Faz-se necessário abordar, ainda, que, com a colonização há um encontro da língua de colonização com outras e ao mesmo tempo um “desencontro” dessa língua colonizadora com ela mesma. Parece um tanto complexa tal afirmação, mas é a real situação das línguas, uma vez que a língua portuguesa suplantou a africana sofrendo alterações singulares e necessárias ao desenvolvimento da cultura angolana.  Ainda, com relação à colonização lingüística vemos que esta

supõe o estabelecimento de políticas lingüísticas explícitas como caminho para manter e impor a comunicação com base na língua de colonização.  Delimitando os espaços e as funções de cada língua, a política lingüística dá visibilidade à já pressuposta hierarquização lingüística e, como decorrência dessa organização hierárquica entre as línguas e os sujeitos que as empregam, seleciona quem tem direito à voz e quem deve ser silenciado.

(www.labeurb.unicamp.br/elb/historia_nocoes/elb.htm)

Nessa perspectiva fica claro através do conto, que coube aos africanos, o silêncio, enquanto aos portugueses a voz de dominação que se fez presente durante todo o período colonial e que ainda ressurge nos tempos atuais. Essa situação era muito comum em espaços colonizados, pois o poder da língua dominadora funciona a partir de um princípio ativo e totalitário.

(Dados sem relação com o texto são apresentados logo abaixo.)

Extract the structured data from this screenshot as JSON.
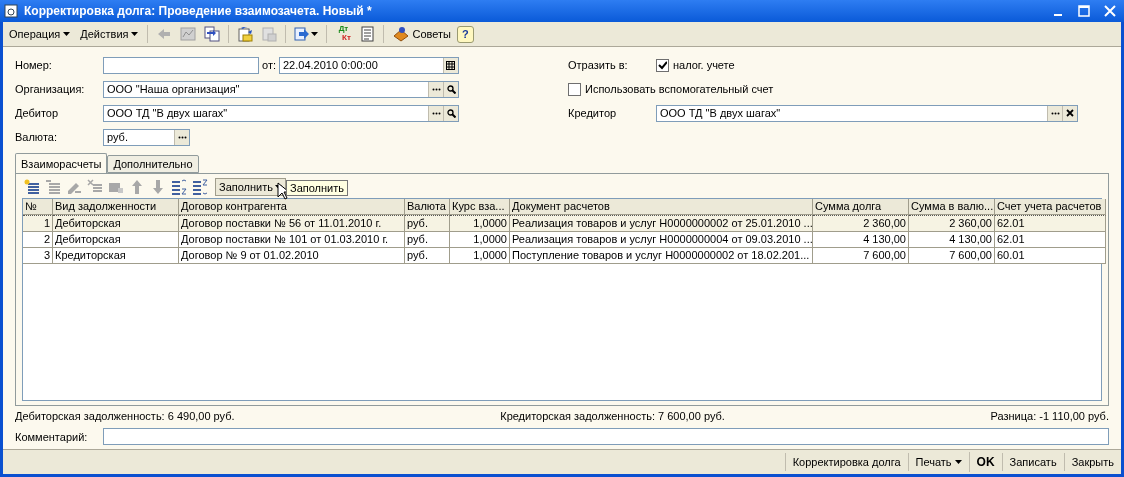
{
  "window": {
    "title": "Корректировка долга: Проведение взаимозачета. Новый *"
  },
  "toolbar": [
    {
      "kind": "menu",
      "label": "Операция"
    },
    {
      "kind": "menu",
      "label": "Действия"
    },
    {
      "kind": "sep"
    },
    {
      "kind": "icon"
    },
    {
      "kind": "icon"
    },
    {
      "kind": "icon"
    },
    {
      "kind": "sep"
    },
    {
      "kind": "icon"
    },
    {
      "kind": "icon"
    },
    {
      "kind": "sep"
    },
    {
      "kind": "dropicon"
    },
    {
      "kind": "sep"
    },
    {
      "kind": "dtkt",
      "top": "Дт",
      "bottom": "Кт"
    },
    {
      "kind": "icon"
    },
    {
      "kind": "sep"
    },
    {
      "kind": "tips",
      "label": "Советы"
    },
    {
      "kind": "help",
      "label": "?"
    }
  ],
  "form": {
    "number": {
      "label": "Номер:"
    },
    "date": {
      "label": "от:",
      "value": "22.04.2010  0:00:00"
    },
    "organization": {
      "label": "Организация:",
      "value": "ООО \"Наша организация\""
    },
    "debtor": {
      "label": "Дебитор",
      "value": "ООО ТД \"В двух шагах\""
    },
    "currency": {
      "label": "Валюта:",
      "value": "руб."
    },
    "reflect": {
      "label": "Отразить в:",
      "checkbox": {
        "label": "налог. учете",
        "checked": true
      }
    },
    "aux_account": {
      "label": "Использовать вспомогательный счет",
      "checked": false
    },
    "creditor": {
      "label": "Кредитор",
      "value": "ООО ТД \"В двух шагах\""
    }
  },
  "tabs": [
    {
      "label": "Взаиморасчеты",
      "selected": true
    },
    {
      "label": "Дополнительно",
      "selected": false
    }
  ],
  "table_toolbar": {
    "fill_button": "Заполнить",
    "tooltip": "Заполнить"
  },
  "table": {
    "columns": [
      "№",
      "Вид задолженности",
      "Договор контрагента",
      "Валюта",
      "Курс вза...",
      "Документ расчетов",
      "Сумма  долга",
      "Сумма в валю...",
      "Счет учета расчетов"
    ],
    "rows": [
      {
        "selected": true,
        "cells": [
          "1",
          "Дебиторская",
          "Договор поставки № 56 от 11.01.2010 г.",
          "руб.",
          "1,0000",
          "Реализация товаров и услуг Н0000000002 от 25.01.2010 ...",
          "2 360,00",
          "2 360,00",
          "62.01"
        ]
      },
      {
        "selected": false,
        "cells": [
          "2",
          "Дебиторская",
          "Договор поставки № 101 от 01.03.2010 г.",
          "руб.",
          "1,0000",
          "Реализация товаров и услуг Н0000000004 от 09.03.2010 ...",
          "4 130,00",
          "4 130,00",
          "62.01"
        ]
      },
      {
        "selected": false,
        "cells": [
          "3",
          "Кредиторская",
          "Договор № 9 от 01.02.2010",
          "руб.",
          "1,0000",
          "Поступление товаров и услуг Н0000000002 от 18.02.201...",
          "7 600,00",
          "7 600,00",
          "60.01"
        ]
      }
    ]
  },
  "totals": [
    "Дебиторская задолженность: 6 490,00 руб.",
    "Кредиторская задолженность: 7 600,00 руб.",
    "Разница: -1 110,00 руб."
  ],
  "comment": {
    "label": "Комментарий:"
  },
  "bottom_buttons": [
    {
      "kind": "plain",
      "label": "Корректировка долга"
    },
    {
      "kind": "menu",
      "label": "Печать"
    },
    {
      "kind": "bold",
      "label": "OK"
    },
    {
      "kind": "plain",
      "label": "Записать"
    },
    {
      "kind": "plain",
      "label": "Закрыть"
    }
  ]
}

Percorrendo, ainda, as entrelinhas da narrativa é possível afirmar que, a língua do invasor pode ser usada contra ele próprio basta que nos lembremos da passagem em que Tamoda compara suas palavras para os administrados a uma arma: “foi quando lhe mandei quatro putos mais fundos que saíam como fogo de nzagi tratá-tátátátátá.” (XITU, 1984, p. 23)

Diante de tudo o que foi visto, é fato comprovável que a imposição de um povo sobre outro se dá pela imposição da língua e que, apesar do português ter prevalecido como língua oficial em algumas regiões como em Angola, os falares africanos deram e dão uma contribuição notável à sua constituição e ao seu alargamento.

Referências:

Colonização-Lingüística. In: Conceitos lingüísticos. Disponível em: <http:// www.labeurb.unicamp.br/elb/historia_nocoes/elb.htm>. Acesso em: 16 maio 2006.

KANDJIMBO, Luis. Para uma breve história da ficção narrativa angolana nos últimos cinqüenta anos. In: Revista de Filologia Românica. Anejos ISSN: 0212-999X. 2001, 11: 161-184.

MARCONI, Marina de Andrade; PRESOTTO, Zélia Maria Neves. Antropologia: uma introdução. 5. ed. São Paulo: Atlas, 2001.

XITU, Uanhenga. Mestre Tamoda e Kahitu. São Paulo: Ática, 1984.